SARANAC LAKE — There are five locations in northeastern North America that are considered biological mercury hotspots, and the Adirondack Mountains are one of them. The Kejimkujik National Park in Nova Scotia, the Upper Connecticut River watershed, the Merrimack River in N.H. and Mass., and the Upper Androscoggin River and Upper Kennebec River watershed of N.H. and Maine, as well as nine other suspected areas which cannot be confirmed until further research is performed, are all at risk.
On Tuesday, 11 scientists from the Hubbard Brook Research Foundation gathered in Washington to announce via a conference call the release of two studies published in the scientific journal BioScience. The articles gather more than three years of work and 7,800 samples, and indicate that fish, loons and other wildlife from New York to Nova Scotia have high levels of mercury contamination.
Mercury, which is a fundamental chemical element, is converted into methyl mercury when it is processed by a specialized bacteria. The risk is that methyl mercury is a neurotoxin that binds to proteins and can bioaccumulate throughout the food chain, and it therefore poses risks to those higher on the food chain who consume plants, insects, fish and wildlife that are contaminated. For humans, those most at risk are childbearing women and children under 12. According to Charles Driscoll, a professor of environmental systems engineering at Syracuse University and one of the HBRF study authors, the hotspots are attributed to three specific conditions: the physical sensitivity and biological character of a landscape, the location of reservoirs and the local sources of mercury emissions. The scientists emphasized that all of these conditions amplify the primary cause of mercury contamination, which is airborne emissions and deposition and is most commonly linked to coal-fired power plants.

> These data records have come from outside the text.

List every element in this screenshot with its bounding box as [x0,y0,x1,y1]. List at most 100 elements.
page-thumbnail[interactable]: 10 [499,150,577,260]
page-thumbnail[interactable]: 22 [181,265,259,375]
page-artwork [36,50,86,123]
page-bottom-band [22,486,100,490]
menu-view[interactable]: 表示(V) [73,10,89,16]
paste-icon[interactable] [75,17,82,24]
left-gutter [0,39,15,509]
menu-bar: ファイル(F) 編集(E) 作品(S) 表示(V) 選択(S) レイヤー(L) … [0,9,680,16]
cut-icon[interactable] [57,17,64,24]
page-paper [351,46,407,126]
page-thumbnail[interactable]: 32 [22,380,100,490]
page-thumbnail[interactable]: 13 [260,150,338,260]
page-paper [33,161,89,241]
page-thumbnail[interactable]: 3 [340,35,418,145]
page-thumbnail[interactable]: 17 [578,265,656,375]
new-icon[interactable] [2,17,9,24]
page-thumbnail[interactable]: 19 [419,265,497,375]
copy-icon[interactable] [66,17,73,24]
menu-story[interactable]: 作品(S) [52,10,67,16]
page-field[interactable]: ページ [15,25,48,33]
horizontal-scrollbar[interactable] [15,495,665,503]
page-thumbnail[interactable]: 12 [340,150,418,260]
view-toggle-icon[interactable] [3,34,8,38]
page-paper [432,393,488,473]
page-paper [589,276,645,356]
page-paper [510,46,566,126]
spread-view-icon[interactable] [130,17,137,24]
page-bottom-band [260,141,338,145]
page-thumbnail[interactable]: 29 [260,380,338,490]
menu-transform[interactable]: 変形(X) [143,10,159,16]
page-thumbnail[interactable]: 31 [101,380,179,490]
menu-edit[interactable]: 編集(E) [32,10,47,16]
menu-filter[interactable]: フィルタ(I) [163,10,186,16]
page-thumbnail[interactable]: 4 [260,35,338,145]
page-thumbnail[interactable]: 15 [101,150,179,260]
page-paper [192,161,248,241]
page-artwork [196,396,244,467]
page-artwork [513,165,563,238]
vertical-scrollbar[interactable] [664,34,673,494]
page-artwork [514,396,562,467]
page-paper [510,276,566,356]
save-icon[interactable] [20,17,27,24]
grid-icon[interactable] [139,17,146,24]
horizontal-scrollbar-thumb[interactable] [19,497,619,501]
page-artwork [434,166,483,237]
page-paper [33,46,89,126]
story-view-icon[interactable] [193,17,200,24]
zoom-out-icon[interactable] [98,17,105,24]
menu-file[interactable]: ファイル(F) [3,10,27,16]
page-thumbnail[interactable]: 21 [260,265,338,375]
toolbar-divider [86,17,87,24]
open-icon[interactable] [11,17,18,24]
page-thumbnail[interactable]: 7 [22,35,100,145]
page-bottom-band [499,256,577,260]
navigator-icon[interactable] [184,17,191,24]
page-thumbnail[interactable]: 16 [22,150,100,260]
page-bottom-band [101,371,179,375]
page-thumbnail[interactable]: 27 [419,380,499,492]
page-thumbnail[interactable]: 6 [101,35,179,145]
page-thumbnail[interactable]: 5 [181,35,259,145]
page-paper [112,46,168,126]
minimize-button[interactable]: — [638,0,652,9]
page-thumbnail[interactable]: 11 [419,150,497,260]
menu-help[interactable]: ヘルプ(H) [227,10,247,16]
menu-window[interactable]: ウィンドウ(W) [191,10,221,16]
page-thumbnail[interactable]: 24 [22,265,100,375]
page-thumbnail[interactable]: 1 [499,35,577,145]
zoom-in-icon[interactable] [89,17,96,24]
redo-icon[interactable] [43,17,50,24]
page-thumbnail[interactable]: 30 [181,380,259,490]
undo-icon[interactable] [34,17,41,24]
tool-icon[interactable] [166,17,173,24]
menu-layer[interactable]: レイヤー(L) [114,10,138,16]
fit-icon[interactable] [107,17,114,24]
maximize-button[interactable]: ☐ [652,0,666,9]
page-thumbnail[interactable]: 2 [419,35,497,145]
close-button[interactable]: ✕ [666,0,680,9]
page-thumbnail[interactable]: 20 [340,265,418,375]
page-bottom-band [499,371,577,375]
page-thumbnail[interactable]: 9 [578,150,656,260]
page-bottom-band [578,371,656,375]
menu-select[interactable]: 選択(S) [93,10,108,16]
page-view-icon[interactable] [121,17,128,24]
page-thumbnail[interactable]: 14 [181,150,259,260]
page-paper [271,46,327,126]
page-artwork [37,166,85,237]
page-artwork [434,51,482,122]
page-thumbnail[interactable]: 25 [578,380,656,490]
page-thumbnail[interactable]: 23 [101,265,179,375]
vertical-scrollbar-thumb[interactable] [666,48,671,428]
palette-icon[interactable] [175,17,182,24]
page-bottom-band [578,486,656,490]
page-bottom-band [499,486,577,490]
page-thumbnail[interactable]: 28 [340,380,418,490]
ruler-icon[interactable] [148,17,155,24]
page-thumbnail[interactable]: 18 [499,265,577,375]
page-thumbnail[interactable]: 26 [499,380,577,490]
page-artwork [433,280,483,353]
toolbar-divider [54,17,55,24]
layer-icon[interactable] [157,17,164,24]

The Adirondacks fall under the category of physical sensitivity due to the mountainous and forested terrain, which filters mercury out of the atmosphere. In addition, due to the decades of acid rain that the Adirondack region has endured, its lakes, rivers and streams are more susceptible to mercury contamination due to the fact that acidic waters convert mercury into methyl mercury, its organic and most harmful form. “We have the unfortunate combination of mercury deposition that the rest of the state has, but we also have the multiplying effect of acid rain,” said John Sheehan, spokesman for the Adirondack Council. “The acidity breaks the mercury down into an organic form, which can be absorbed into living tissue, and as a result we get a much greater mercury impact in the Adirondacks.”